Nonetheless, our findings highlight several important considerations for future research. First, studies should examine various doses and administration routes for post-stroke butyrate treatment. Second, investigation of post-stroke supplementation with SCCA cocktails could determine whether combinatorial treatment proves more effective than single metabolites. Third, testing across different stroke models remains crucial, as our study using the endothelin-1 (ET-1) model differs from previous studies of photothrombotic or middle cerebral artery occlusion models [6, 9, 18, 52]. Finally, future work should examine the impact of post-stroke butyrate treatment across age groups and investigate transcriptional differences in microglia between sexes to better understand the mechanisms underlying sex-specific responses.

Conclusions

This study investigated the effect of post-stroke butyrate supplementation across both sexes, revealing previously unknown sex differences in microglial responses to treatment (Fig. 6).
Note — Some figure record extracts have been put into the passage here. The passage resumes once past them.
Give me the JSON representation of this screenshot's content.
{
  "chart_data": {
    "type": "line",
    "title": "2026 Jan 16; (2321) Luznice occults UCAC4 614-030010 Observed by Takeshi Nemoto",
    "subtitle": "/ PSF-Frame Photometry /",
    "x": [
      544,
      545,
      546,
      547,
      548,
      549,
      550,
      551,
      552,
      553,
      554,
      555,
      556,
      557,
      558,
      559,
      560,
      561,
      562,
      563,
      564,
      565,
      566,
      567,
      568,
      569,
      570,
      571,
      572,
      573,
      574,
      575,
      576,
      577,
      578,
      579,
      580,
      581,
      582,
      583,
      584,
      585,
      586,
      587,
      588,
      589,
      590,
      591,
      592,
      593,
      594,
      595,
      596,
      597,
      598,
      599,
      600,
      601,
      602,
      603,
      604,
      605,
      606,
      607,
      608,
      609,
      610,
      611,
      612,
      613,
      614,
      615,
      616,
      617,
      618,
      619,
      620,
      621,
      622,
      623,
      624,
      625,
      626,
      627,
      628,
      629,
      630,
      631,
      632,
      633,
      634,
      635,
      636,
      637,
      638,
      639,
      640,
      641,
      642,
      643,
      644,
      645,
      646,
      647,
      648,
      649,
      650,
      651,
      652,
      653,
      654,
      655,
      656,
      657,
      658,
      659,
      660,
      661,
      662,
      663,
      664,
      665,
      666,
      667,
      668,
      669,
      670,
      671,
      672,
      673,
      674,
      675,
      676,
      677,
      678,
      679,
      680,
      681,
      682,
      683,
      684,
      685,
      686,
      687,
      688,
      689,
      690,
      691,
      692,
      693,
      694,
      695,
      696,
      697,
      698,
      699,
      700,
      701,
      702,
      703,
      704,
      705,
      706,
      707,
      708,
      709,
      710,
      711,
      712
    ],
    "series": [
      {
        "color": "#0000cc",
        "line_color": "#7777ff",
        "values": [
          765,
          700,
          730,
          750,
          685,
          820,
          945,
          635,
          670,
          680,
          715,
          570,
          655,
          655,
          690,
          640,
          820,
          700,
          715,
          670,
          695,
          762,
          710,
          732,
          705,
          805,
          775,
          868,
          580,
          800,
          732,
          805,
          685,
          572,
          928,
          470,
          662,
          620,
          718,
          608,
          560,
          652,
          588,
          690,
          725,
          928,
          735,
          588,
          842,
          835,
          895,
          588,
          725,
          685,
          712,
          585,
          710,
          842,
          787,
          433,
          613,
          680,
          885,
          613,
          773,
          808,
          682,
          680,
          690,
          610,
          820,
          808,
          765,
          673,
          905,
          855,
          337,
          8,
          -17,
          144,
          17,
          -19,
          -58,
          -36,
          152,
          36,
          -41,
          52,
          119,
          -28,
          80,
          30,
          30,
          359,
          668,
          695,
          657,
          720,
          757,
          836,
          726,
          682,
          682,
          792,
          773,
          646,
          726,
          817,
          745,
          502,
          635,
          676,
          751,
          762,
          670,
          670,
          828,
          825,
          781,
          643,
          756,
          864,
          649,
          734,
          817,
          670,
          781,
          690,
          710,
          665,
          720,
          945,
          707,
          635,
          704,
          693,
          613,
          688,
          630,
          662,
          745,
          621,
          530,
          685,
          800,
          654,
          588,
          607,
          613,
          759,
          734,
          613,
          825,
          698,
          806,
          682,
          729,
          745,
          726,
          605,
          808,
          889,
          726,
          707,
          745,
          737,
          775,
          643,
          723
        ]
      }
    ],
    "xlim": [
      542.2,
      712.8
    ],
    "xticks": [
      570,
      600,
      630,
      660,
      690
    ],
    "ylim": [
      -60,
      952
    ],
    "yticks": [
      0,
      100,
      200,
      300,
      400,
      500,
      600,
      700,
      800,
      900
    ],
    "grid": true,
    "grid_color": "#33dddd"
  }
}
Female microglia showed increased ramification at D20 and enhanced IL6 release following IFNγ stimulation in vitro, while males showed no microglial changes. Despite these novel microglial findings, butyrate treatment did not improve lesion volume or sensorimotor recovery in either sex. These results demonstrate the need to optimize post-stroke SCCA therapy for both sexes and highlight the importance of considering sex as a biological variable in developing stroke therapeutics.

Abbreviations

SCCAs

Short-chain carboxylic acids

ET-1

Endothelin-1

Author contributions

ED, KT, MF and MC conceived the work. AdW, JMS, ED, KT, MF and MC contributed to the design of the work. KT, MF and MC contributed to the supervision of the work. ED, KT, MF, MC funded the work.AdW, JMS, ED, CC, YC, PK, DLC, AZ contributed to data collection. AdW, JMS, ED, PK, AZ, KT, MF and MC contributed to the analysis of data. All authors contributed to the interpretation of data. AdW and JMS drafted the manuscript and figures. ED, MF and MC substantively revised it. All authors contributed to the final version.

Funding

BranchOut Neurological Foundation Undergraduate Grant to A.dW., BranchOut Neurological Foundation Seed Grant to MC, KT, ED and MF.

Data availability

All data generated or analysed during this study are available from the corresponding author on reasonable request. The source data that support the findings in Figs. 2 and 5 is provided in Supplementary Tables 1 and 2.

Declarations

Ethics approval and consent to participate

All animal research was conducted under approved Animal Use Protocols from the University of Toronto, Division of Comparative of Medicine (DCM) Animal Care Committee (Protocol: 20012650), and the University of Alberta Animal Care and Use Committee (Protocol: AUP0000343), in accordance with Canadian Council for Animal Care guidelines.

Consent for publication

Not applicable.

Competing interests

The authors declare no competing interests.